“Damn these red-headed old women!” he muttered in his beard. “There’s no doing anything with them! The idea of my going to her to propose for Miss Van Tuyn! What next, I wonder?”

When he was out in Brook Street he hesitated for a moment, then took out his watch and looked at it. Half-past three! He thought of the Wallace Collection. It seemed to draw him strangely just then. He put his watch back and walked towards Manchester Square.

He had gained the Square and was about to enter the enclosure before Hertford House by the gateway on the left, when he saw Miss Van Tuyn come out by the gateway on the right, and walk slowly towards Oxford Street in deep conversation with a small horsey-looking man, whose face he could not see, but whose back and legs, and whose dress and headgear, strongly suggested to him the ring at Newmarket and the Paddock at Ascot.

Braybrooke hesitated. The attraction of the Wallace Collection no longer drew him. Besides, it was getting late. On the other hand, he scarcely liked to interrupt an earnest tete-a-tete. If it had not been that he was exceptionally strung up at that moment he would probably have gone quietly off to one of his clubs. But who knew what that foolish old woman at Claridge’s might say to Miss Van Tuyn when she reached her hotel? It really was essential in the sacred interest of truth that he should forestall Fanny Cronin. The jockey—if it was a jockey—Miss Van Tuyn was with must put up with an interruption. But the interruption must be brought about naturally. It would not do to come up behind them. That would seem too intrusive. He must manage to skip round deftly when the occasion offered, and by a piece of masterly strategy to come upon them face to face.
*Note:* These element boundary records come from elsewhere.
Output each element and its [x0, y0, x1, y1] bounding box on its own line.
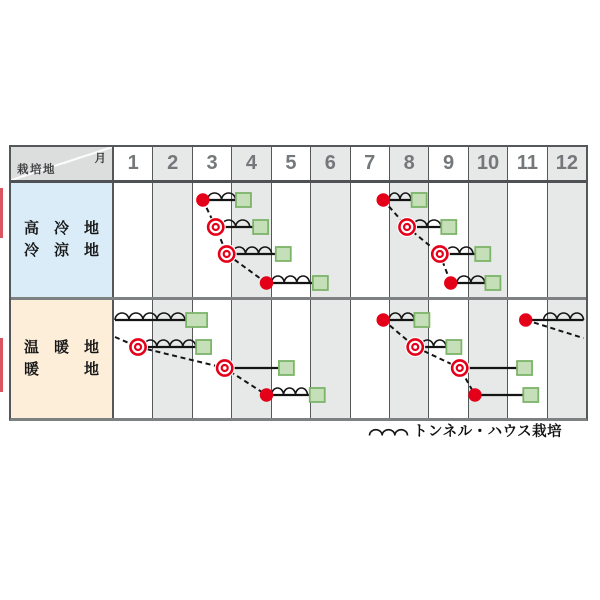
- month-header-cells: [112, 147, 586, 180]
- month-header-2: 2: [152, 147, 191, 180]
- month-header-10: 10: [468, 147, 507, 180]
- month-column-4: [231, 300, 270, 418]
- region-row-cool: [11, 183, 586, 300]
- month-column-11: [507, 183, 546, 297]
- month-header-4: 4: [231, 147, 270, 180]
- month-column-3: [192, 300, 231, 418]
- month-column-3: [192, 183, 231, 297]
- month-header-11: 11: [507, 147, 546, 180]
- region-label-line: 高 冷 地: [23, 219, 99, 237]
- tunnel-arcs-icon: [368, 424, 409, 438]
- region-label-cool: [11, 183, 112, 297]
- month-grid-cool: [112, 183, 586, 297]
- page-edge-red-sliver: [0, 338, 3, 392]
- region-label-line: 冷 涼 地: [23, 241, 99, 259]
- month-column-6: [310, 300, 349, 418]
- month-column-5: [271, 183, 310, 297]
- tunnel-legend-label: トンネル・ハウス栽培: [413, 424, 563, 440]
- month-column-10: [468, 183, 507, 297]
- corner-area-label: 栽培地: [17, 163, 56, 176]
- month-column-7: [350, 300, 389, 418]
- month-column-12: [547, 300, 586, 418]
- tunnel-arcs-glyph: [370, 429, 408, 435]
- region-row-warm: [11, 300, 586, 418]
- header-corner-cell: [11, 147, 112, 180]
- month-column-4: [231, 183, 270, 297]
- month-column-1: [114, 300, 152, 418]
- month-column-2: [152, 183, 191, 297]
- month-header-8: 8: [389, 147, 428, 180]
- month-column-12: [547, 183, 586, 297]
- region-label-warm: [11, 300, 112, 418]
- month-column-9: [428, 300, 467, 418]
- month-grid-warm: [112, 300, 586, 418]
- month-header-5: 5: [271, 147, 310, 180]
- month-column-9: [428, 183, 467, 297]
- month-column-8: [389, 183, 428, 297]
- region-label-line: 温 暖 地: [23, 338, 99, 356]
- month-header-3: 3: [192, 147, 231, 180]
- month-column-6: [310, 183, 349, 297]
- month-column-5: [271, 300, 310, 418]
- region-label-line: 暖 地: [23, 360, 99, 378]
- calendar-header-row: [11, 147, 586, 183]
- month-header-9: 9: [428, 147, 467, 180]
- calendar-table: [9, 145, 588, 421]
- month-header-1: 1: [127, 151, 139, 174]
- month-header-6: 6: [310, 147, 349, 180]
- month-column-1: [114, 183, 152, 297]
- tunnel-legend: [368, 420, 562, 441]
- month-column-11: [507, 300, 546, 418]
- corner-month-label: 月: [94, 153, 106, 165]
- month-column-2: [152, 300, 191, 418]
- month-column-8: [389, 300, 428, 418]
- month-header-7: 7: [350, 147, 389, 180]
- month-column-7: [350, 183, 389, 297]
- month-column-10: [468, 300, 507, 418]
- page-edge-red-sliver: [0, 188, 3, 238]
- month-header-12: 12: [547, 147, 586, 180]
Seized of this intention Braybrooke did a thing he had never done before; he “dogged” two human beings, walking with infinite precaution.

His quarry presently turned into the thronging crowds of Oxford Street and made towards the Marble Arch, keeping to the right-hand pavement. Braybrooke saw his opportunity. He dodged across the road to an island, waited there till a policeman, extending a woollen thumb, stopped the traffic, then gained the opposite pavement, hurried decorously on that side towards the Marble Arch, and after a sprint of perhaps a couple of hundred yards recrossed the street almost at the risk of his life, and walked warily back towards Oxford Circus, keeping his eyes wide open.

Before many minutes had passed he discerned the graceful and athletic figure of Miss Van Tuyn coming towards him; then, immediately afterwards, he caught a glimpse of a blue shaven face with an aquiline nose beside her, and realized that the man he had taken for a jockey was Dick Garstin, the famous painter.

As Braybrooke knew everyone, he, of course, knew Garstin, and he wondered now why he had not recognized his back at Manchester Square. Perhaps his mind had been too engrossed with Fanny Cronin and the outrage at Claridge’s. He only knew the painter slightly, just sufficiently to dislike him very much. Indeed, only the acknowledged eminence of the man induced Braybrooke to have anything to do with him. But one has to know publicly acclaimed geniuses or consent to be thoroughly out of it. So Braybrooke included Garstin in the enormous circle of his acquaintances, and went to his private views.

But now the recognition gave him pause, and he almost wished he had not taken so much trouble to meet Miss Van Tuyn and her companion. For he could say nothing he wanted to say while Garstin was there. And the man was so damnably unconventional, in fact, so downright rude, and so totally devoid of all delicacy, all insight in social matters, that even if he saw that Braybrooke wanted a quiet word with Miss Van Tuyn he would probably not let him have it. However, it was too late now to avoid the steadily advancing couple. Miss Van Tuyn had seen Braybrooke, and sent him a smile. In a moment he was face to face with them, and she stopped to greet him.

“I have been spending an hour at the Wallace Collection with Mr. Garstin,” she said. “And quarrelling with him all the time. His views on French art are impossible.”